We know the Lindbergh’s baby was kidnapped and found dead, and that there was a trial and an execution. We’ve heard about Anne Morrow Lindbergh’s book Gift From the Sea, even if we haven’t actually read it.

We probably also know, at least vaguely, that Charles Lindbergh associated with Hitler before World War II, opposed American entry into the war and maybe even was a Nazi sympathizer.

And we may remember stories from more recent years about Lindbergh’s infidelities later in his marriage and reports of his illegitimate children in Germany.

From those basic outlines of the Lindbergh story, with extensive research into the writings of both Charles and Anne Lindbergh, biographies and other historical documents, Melanie Benjamin has crafted a fascinating novel about an iconic marriage and, especially, the woman who fell in love with the nation’s hero.

There is so much in this book: The story is rich with romance, adventure and tragedy. And, as she tells the story in Anne’s voice, Benjamin also offers fascinating insights into a 20th-century woman’s struggles to sort through life’s claims on her. She was the ambassador’s daughter, the hero’s wife, the aviator’s “crew” and the dead baby’s bereaved mother. She also was the woman who, more often than not alone, raised five lively children. And, as she long thought of herself and eventually became, she was a writer.
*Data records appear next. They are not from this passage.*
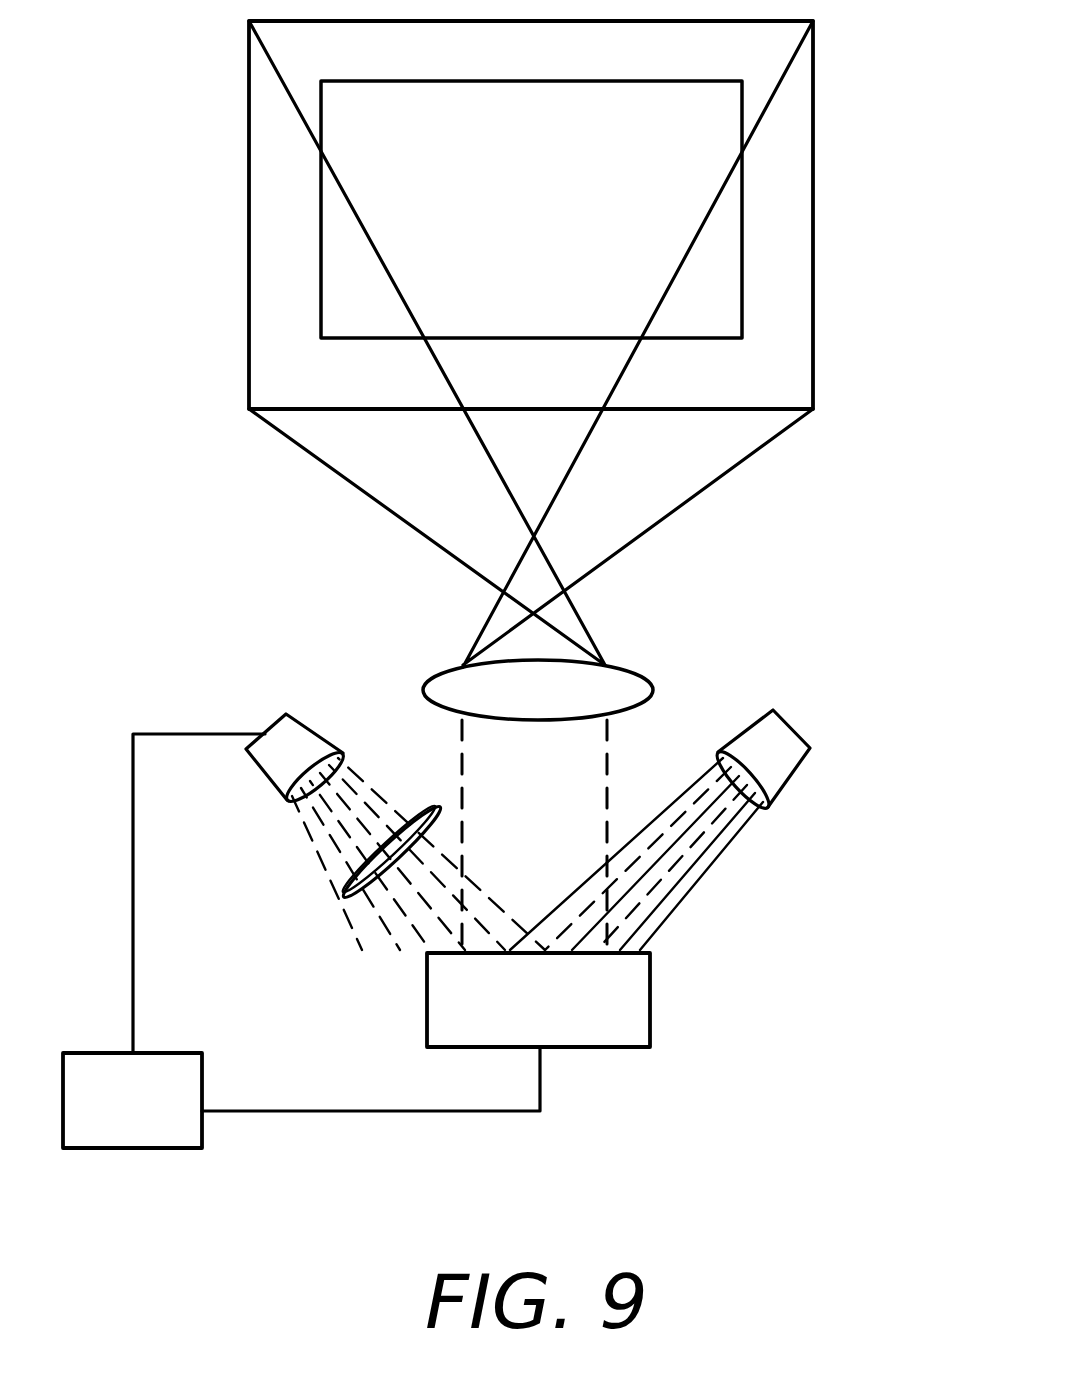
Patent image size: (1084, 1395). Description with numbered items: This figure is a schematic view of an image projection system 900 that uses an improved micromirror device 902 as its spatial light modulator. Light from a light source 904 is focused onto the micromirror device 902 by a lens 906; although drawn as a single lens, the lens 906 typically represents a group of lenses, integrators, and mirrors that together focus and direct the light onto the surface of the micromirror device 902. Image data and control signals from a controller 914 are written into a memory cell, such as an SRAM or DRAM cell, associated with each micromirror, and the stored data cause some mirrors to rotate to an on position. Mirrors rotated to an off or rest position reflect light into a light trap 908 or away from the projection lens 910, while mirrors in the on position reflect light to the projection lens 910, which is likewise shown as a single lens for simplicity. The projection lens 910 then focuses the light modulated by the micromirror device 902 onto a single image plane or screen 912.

The image projection system 900 is at (163, 265).
The micromirror device 902 is at (557, 1019).
The light source 904 is at (283, 730).
The lens 906 is at (340, 890).
The light trap 908 is at (773, 712).
The projection lens 910 is at (633, 683).
The screen 912 is at (813, 208).
The controller 914 is at (167, 1114).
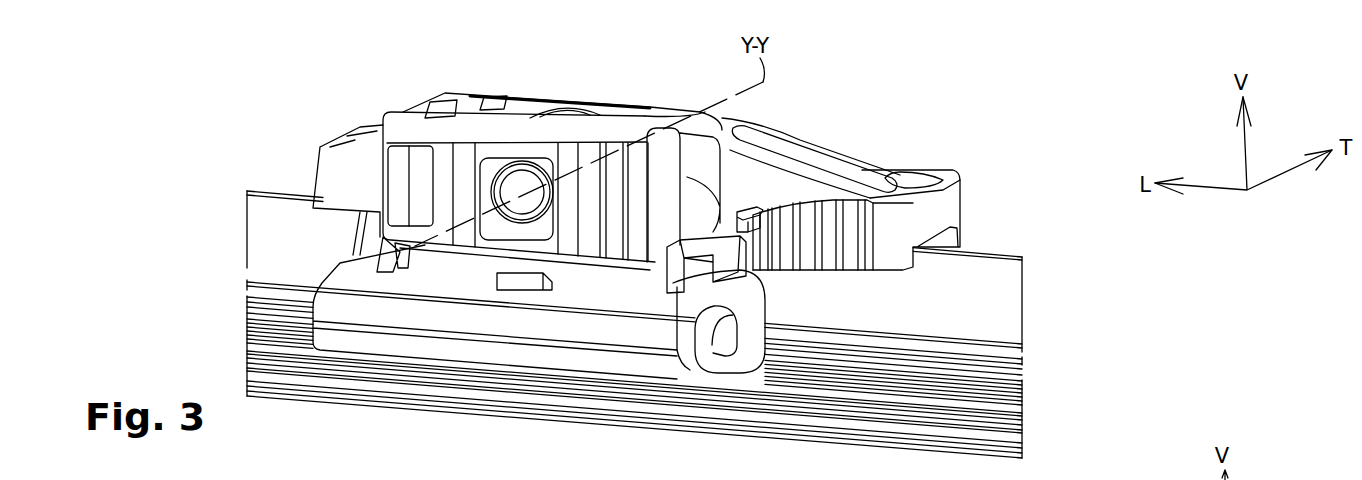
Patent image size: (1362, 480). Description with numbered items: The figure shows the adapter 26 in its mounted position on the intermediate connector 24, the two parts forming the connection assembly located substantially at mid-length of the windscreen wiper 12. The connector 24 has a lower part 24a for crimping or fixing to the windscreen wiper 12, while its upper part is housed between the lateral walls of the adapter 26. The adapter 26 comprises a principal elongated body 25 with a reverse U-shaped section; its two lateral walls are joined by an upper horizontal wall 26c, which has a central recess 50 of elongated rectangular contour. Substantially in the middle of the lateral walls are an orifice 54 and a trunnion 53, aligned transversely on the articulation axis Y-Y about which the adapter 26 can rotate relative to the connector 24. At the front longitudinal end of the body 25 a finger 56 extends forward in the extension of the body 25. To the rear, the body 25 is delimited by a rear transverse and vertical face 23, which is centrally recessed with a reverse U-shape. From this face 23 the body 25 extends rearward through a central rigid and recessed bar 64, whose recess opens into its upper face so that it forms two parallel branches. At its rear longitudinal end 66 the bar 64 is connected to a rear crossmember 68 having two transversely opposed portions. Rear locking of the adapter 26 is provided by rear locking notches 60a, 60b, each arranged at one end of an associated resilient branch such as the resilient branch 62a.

The windscreen wiper 12 is at (1030, 310).
The rear transverse and vertical face 23 is at (683, 163).
The intermediate connector 24 is at (397, 313).
The lower part 24a is at (747, 330).
The principal elongated body 25 is at (672, 110).
The adapter 26 is at (914, 185).
The upper horizontal wall 26c is at (467, 105).
The central recess 50 is at (495, 97).
The trunnion 53 is at (580, 127).
The orifice 54 is at (488, 185).
The finger 56 is at (330, 167).
The rear locking notch 60a is at (698, 265).
The rear locking notch 60b is at (763, 210).
The resilient branch 62a is at (843, 275).
The central rigid and recessed bar 64 is at (817, 140).
The rear longitudinal end 66 is at (947, 170).
The rear crossmember 68 is at (950, 210).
Who, in the midst of all these roles, all these demands, was Anne Morrow Lindbergh, and what was really important to her? The reader watches, sympathetically, as Anne slowly becomes aware of these questions and, eventually, the answers to them.

Anne Morrow was a shy college girl, feeling inferior to her pretty older sister, when the young hero took notice of her.  She longed for a hero who would whisk her away into his dramatic life. She got what she wished for and much more. Charles was enigmatic, moody and demanding, expecting her to be his student and flying partner as well as what he considered an appropriate mother for his children.  He was driven, a hero pursuing missions, rarely able to relax and be simply a man, a husband, a father.

And from the moment their engagement was announced, the couple had to deal with suffocatingly adoring crowds and a dangerously determined press corps. Privacy was next to impossible; Charles always blamed the press, which revealed the location of their home, for the baby’s kidnapping. They were America’s version of royalty, and they paid the price of fame much as Princess Diana later did in England.

In this, her third historical novel, Benjamin does another fine job of turning a historical figure into a living, breathing woman with hopes, disappointments and emotions.  She says in an author’s note that she’s gratified when readers are inspired by her fictions to delve more deeply into the historical records, and she offers a list of her sources. While she’s stayed as close to the “truth” of history as a good novel allows, Benjamin is offering another sort of truth that’s better understood through fiction, the kind that’s kept in the heart.

 


3 responses to “So you thought you knew the Lindbergh story”

  1. For anyone who has more than a surface knowledge of Anne Morrow Lindbergh, The Aviator’s Wife presents her life in a frivolous and disparaging manner, with countless inaccuracies of the facts of her life, but more importantly, with an erroneous sense of who she was, her accomplishments and her sense of self. So much of this can be found in Reeve’s latest book of her mother’s letters and diaries, Against Wind and Tide. Mrs. Lindbergh was a woman of great substance — highly educated, incredibly literate and wonderfully expressive in her writing. I give classes and presentations on this remarkable woman, so this portrayal of Mrs. Lindbergh in The Aviator’s Wife is very disturbing to me. More can be learned about the real Mrs. Lindbergh through my blog Tea With Mrs. Lindbergh at http://www.moonshellspublishing.com.

  2. Her diaries are the best, but still loved both North to Orient, and Listen the Wind. I was very disappointed in the Aviators Wife, so beneath Anne in every way, her depth of character, brilliant mind, sophistication and grace. She would of loathed it.